Dolayısı ile dünya barışını istemek ve bunun gerçekleşmesi için çalışmak başka bir şeydir; derin bir hayal âleminde yaşamak başka bir şeydir. Bunun için kendi milletinin gücünü artıracak tedbirlerin ihmal edilmemesi gerekir.
ATATÜRK’ÜN BARIŞ ÇABASI
Atatürk’ün barışçılığı “ödüncü” veya “yatıştırmacı” değildir. O hiçbir zaman ülkenin ve milletin hayati çıkarlarını tehlikeye sokmadığı gibi, bu çıkarlardan herhangi bir ödün de vermemiştir. Atatürk’ün dış politikadaki gerçekçiliği, onun düşmanlarına karşı yatıştırmacı bir politika izlemesini veya olaylar karşısında hayalci olmasını engellemiştir. Atatürk, bir milletin barış içinde yaşayabilmesi için, kendini savunacak güce ve iradeye sahip olması gerektiğini Lozan Barış Antlaşması sonrasındaki şu sözleriyle çok açık bir şekilde ortaya koymuştur:
“Bugün vardığımız barışın ebedi barış olacağına inanmak safdillik olur. Bu o kadar önemli bir gerçektir ki, ondan bir an bile gaflet, milletin hayatını tehlikeye sokar. Şüphesiz, hukukumuza, şeref ve haysiyetimize saygı gösterildikçe mukabil saygıda asla kusur etmeyeceğiz.

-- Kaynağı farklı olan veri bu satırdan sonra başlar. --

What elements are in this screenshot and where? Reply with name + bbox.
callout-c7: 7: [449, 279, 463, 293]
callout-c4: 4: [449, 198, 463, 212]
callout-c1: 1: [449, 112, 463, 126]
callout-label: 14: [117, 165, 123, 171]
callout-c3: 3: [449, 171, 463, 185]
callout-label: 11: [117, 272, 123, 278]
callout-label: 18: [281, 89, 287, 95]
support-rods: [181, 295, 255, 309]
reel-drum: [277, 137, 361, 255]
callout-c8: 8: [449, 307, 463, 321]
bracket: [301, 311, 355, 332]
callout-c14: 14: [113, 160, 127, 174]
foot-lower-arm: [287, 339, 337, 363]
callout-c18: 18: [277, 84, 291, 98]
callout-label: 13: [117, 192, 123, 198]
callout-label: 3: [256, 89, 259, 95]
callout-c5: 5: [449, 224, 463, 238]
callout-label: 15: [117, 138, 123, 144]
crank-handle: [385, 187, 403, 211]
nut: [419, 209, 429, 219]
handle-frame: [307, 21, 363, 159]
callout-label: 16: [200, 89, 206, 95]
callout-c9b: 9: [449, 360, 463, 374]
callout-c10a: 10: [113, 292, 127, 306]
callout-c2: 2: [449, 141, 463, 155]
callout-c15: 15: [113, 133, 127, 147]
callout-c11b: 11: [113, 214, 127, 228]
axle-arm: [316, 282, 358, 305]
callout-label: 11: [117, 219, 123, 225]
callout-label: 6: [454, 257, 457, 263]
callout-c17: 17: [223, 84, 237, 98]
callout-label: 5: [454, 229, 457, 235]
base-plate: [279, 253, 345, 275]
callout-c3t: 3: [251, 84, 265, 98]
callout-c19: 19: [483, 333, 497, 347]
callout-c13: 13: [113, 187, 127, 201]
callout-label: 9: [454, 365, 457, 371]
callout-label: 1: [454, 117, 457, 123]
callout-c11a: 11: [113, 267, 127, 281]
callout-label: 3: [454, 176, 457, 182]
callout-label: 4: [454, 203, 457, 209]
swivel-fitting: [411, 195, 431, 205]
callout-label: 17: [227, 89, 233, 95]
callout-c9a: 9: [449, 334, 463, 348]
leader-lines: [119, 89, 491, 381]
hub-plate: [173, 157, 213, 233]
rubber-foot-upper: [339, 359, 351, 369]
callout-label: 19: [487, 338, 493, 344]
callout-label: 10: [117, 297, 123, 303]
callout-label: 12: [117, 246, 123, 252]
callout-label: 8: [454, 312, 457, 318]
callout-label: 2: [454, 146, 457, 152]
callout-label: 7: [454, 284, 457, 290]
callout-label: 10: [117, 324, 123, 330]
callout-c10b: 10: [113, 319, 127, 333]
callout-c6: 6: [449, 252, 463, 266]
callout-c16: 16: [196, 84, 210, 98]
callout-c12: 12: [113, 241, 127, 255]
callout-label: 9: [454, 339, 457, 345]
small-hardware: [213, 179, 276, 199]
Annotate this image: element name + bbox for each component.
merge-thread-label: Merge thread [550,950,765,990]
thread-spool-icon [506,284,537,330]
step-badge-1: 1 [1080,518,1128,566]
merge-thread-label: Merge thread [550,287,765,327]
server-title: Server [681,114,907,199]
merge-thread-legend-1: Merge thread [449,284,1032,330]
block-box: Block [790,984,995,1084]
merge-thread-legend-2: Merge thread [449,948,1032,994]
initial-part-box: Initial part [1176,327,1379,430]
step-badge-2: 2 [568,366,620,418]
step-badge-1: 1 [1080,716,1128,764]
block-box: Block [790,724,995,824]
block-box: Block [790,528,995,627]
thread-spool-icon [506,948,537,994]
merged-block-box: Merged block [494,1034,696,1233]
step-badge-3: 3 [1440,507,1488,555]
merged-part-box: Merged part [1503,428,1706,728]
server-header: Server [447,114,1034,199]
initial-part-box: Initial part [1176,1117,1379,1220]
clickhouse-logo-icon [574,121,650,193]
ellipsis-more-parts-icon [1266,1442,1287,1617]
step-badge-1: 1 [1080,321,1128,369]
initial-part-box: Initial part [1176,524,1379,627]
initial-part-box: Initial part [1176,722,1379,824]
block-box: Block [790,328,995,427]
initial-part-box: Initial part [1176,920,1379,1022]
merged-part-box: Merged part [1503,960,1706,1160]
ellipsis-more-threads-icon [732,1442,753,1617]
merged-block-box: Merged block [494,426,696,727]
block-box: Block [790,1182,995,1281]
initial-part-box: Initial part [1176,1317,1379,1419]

Fakat, ne çare ki, zayıf olanların hukukuna saygının noksan olduğunu veya hiç saygı gösterilmediğini çok acı tecrübelerle öğrendik. Onun için her türlü ihtimallerin gerektireceği hazırlıkları yapmakta asla gecikmeyeceğiz.”
Atatürk bir devlet adamı olarak barış yoluyla insanlığa hizmet etmek ile Türk milletinin varlığı ve bağımsızlığının korunması arasındaki dengeyi çok iyi gözetmiştir. Atatürk, “Âlemde bir hak vardır ve hak kuvvetin üstündedir.” Dedikten sonra hemen şunları ekliyor: “Şu kadar ki, milletin haklarını anlayıp onları savunmak ve korumak uğruna her türlü fedakârlığa hazır olduğuna dair dünyaya bir kanaat vermesi lazımdır.”
O, aynı konuda şunları söylüyor: “Hiçbir millet ve memlekete karşı tecavüz fikri beslemeyiz. Fakat varlığımızı ve bağımsızlığımızı korumak için, bir de milletimizin iç rahatlığı ve gönül huzuru ile çalışarak refahlı ve mutlu olmasını sağlamak için, her vakit memleket ve milletimizi korumaya gücü yeten bir orduya sahip olmak da ülkümüzdür.”